Vigilante denuncia burla de 200 mil kwanzas após reconhecer falso subcomissário em reportagem do Jornal Na Mira do Crime
Um cidadão nacional identificado como Mauro Domingos Fernando, de 30 anos de idade, residente no bairro Estalagem, município de Viana, denunciou ter sido vítima de burla no valor de 200 mil kwanzas, alegadamente protagonizada por um indivíduo que se fazia passar por subcomissário da Polícia Nacional, de nome Maurício Francisco, após reconhecer o suspeito numa reportagem divulgada pelo jornal Na Mira do Crime.
Por: Débora Manuel
De acordo com o denunciante, que trabalha como vigilante de um banco no KM 30, o contacto com o suspeito ocorreu em 2025, depois deste ter instalado um estabelecimento comercial nas proximidades do seu local de trabalho.
Segundo o denunciante, a convivência entre ambos evoluiu naturalmente, o que criou um ambiente de confiança. “Ele aproximou-se de mim, conversávamos normalmente e até pediu para ajudarmos a vigiar o espaço dele durante a noite.
Nunca desconfiei de nada”, relatou.
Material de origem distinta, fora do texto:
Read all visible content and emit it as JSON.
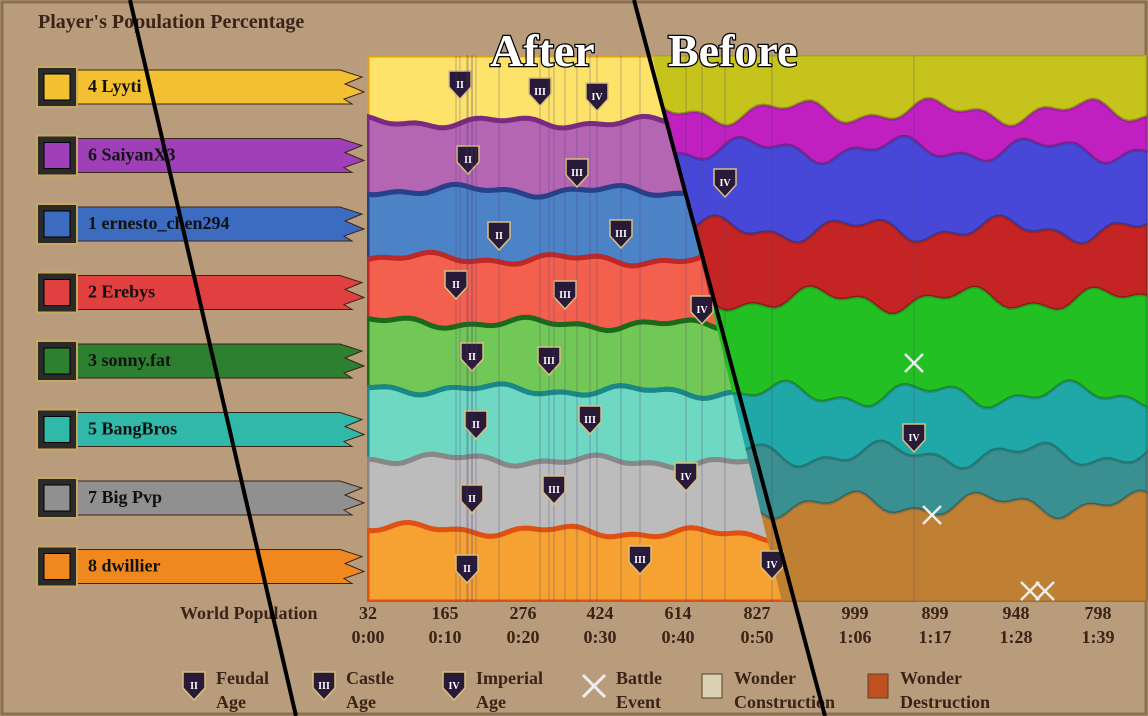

Com o tempo, o suspeito terá apresentado uma proposta de enquadramento nas fileiras da Polícia Nacional, alegando possuir contactos internos que facilitariam o processo.
“Disse que podia me ajudar a entrar na Polícia, mas que eu tinha que preparar um valor para tratar do processo, aquilo que ele chamou de gasolina’”, explicou.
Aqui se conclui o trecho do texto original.